Так "Рижский вестник" 17 октября 1905 года сообщал об одной из сотен молодежных революционных сходок. Вскоре, 26 октября, были изданы правила проведения собраний. Пункт 5 запрещал участие в них "людям вооруженным, за исключением тех, коим ношение оружия присвоено законом, состоящим на действительной службе нижним воинским чинам, учащимся в низших и средних учебных заведениях и вообще малолетним".

Школьный вопрос был одной из движущих сил революции 1905 года. Именно создание при Александре III единой имперской системы начальных школ, призванное вырастить поколение лояльных к России людей, в итоге привело к обратному результату.
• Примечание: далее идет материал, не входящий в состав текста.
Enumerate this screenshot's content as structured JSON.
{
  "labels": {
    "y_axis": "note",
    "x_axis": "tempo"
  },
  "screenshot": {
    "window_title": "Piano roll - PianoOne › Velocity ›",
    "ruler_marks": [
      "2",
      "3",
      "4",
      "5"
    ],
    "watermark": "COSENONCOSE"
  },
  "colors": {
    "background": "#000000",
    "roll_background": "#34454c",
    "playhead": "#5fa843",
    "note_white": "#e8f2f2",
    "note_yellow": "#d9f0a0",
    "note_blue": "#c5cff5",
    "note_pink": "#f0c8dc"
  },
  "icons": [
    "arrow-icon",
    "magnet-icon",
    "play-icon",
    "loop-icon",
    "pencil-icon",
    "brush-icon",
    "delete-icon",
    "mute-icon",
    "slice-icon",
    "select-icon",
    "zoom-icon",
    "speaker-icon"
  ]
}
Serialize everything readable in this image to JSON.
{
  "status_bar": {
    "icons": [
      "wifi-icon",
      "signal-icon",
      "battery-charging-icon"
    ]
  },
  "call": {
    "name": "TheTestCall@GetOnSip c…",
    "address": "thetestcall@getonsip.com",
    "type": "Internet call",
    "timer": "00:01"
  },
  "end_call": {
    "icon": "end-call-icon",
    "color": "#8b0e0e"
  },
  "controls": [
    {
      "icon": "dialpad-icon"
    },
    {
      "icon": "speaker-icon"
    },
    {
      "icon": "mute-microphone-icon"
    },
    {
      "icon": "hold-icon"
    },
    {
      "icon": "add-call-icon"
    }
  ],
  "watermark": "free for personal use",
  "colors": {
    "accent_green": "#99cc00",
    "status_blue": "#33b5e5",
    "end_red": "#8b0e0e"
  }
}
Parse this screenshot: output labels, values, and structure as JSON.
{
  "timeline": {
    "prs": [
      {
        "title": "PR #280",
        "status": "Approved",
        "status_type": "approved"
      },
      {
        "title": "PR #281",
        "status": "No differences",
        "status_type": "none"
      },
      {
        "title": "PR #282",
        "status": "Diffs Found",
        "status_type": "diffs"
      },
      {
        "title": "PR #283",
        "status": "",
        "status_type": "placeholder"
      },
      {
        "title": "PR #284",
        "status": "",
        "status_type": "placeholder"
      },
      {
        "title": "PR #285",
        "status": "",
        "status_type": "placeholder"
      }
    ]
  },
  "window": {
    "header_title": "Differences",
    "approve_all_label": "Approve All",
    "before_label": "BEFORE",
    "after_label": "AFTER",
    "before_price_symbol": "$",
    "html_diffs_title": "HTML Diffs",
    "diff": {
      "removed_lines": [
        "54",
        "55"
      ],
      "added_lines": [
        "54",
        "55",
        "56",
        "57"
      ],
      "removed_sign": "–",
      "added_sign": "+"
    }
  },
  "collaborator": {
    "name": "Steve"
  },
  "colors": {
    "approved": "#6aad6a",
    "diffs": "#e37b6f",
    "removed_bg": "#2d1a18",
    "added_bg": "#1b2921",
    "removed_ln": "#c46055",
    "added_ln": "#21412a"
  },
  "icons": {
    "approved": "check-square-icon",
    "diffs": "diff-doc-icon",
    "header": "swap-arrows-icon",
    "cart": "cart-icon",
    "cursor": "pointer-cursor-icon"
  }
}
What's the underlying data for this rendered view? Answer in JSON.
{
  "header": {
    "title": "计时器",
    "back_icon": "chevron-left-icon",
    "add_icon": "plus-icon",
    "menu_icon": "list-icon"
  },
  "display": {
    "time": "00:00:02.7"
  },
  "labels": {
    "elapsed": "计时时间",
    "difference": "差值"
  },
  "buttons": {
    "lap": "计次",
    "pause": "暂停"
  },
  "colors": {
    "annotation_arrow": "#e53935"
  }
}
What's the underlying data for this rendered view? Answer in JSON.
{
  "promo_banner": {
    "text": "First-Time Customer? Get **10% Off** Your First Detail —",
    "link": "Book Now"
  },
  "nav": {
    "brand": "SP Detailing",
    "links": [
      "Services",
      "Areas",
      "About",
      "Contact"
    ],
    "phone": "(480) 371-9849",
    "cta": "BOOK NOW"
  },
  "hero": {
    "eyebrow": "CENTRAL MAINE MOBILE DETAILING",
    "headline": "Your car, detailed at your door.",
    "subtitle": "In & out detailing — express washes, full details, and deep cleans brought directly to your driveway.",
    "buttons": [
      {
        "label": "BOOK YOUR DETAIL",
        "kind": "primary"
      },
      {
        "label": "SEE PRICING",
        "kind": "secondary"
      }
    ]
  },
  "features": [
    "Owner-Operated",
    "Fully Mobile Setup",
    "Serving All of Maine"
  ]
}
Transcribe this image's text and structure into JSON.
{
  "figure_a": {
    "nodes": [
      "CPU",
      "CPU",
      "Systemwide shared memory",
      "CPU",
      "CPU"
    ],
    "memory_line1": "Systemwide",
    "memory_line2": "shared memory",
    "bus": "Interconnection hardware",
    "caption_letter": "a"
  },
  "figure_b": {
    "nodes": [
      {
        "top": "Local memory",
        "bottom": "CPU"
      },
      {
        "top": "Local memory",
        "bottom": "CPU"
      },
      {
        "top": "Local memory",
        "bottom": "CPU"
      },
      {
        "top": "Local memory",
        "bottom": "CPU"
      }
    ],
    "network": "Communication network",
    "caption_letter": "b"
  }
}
Потому что учились–то латыши не на родном языке! "Влияние духовенства на сельскую школу сведено к нулю, — заключал официальный отчет "О беспорядках в Лифляндской и Курляндской губерниях", — а настоящее школьное начальство интересуется почти исключительно лишь успехами в русском языке… Прошедшее эту школу под руководством социалиста и атеиста молодое поколение пропитано социалистическим революционным духом… В настоящее время зло так велико, что для упорядочения местной сельской школы придется удалить от должности сотни учителей".

Вега в "Прибалтийской смуте" подтверждает: "Проповедниками идей социализма среди деревенского темного и малоразвитого пролетариата являлись исключительно "идеальные юноши", студенты, псаломщики, сельские учителя без ясных убеждений и хотя бы начальных понятий политической жизни страны". Стоит заметить, что кругу авторов газеты "Русский вестник" отнюдь не понравилось то, что "на новом знамени значится девиз: "Вон русскую школу!" (5 июля 1905). Спустя два дня публикуется передовая статья под характерным заголовком "В защиту русской школы". Поразительно — в гигантской империи, кажущейся непоколебимой, уже встает такой вопрос! И акценты актуальны даже через сто лет…

"Только благодаря русским педагогам математика, физика, космография в средней школе поставлены теперь гораздо выше, чем было раньше; только благодаря русской школе местные воспитанники узнали, что между русскими есть выдающиеся художники, литераторы и ученые". Что же касается причин смуты, то "совершающиеся в разных частях России беспорядки… по признанию многих мыслителей — не более как уродливые плоды западноевропейской науки, постаравшейся подорвать религиозность масс и не давшей ничего взамен этого руководящего начала".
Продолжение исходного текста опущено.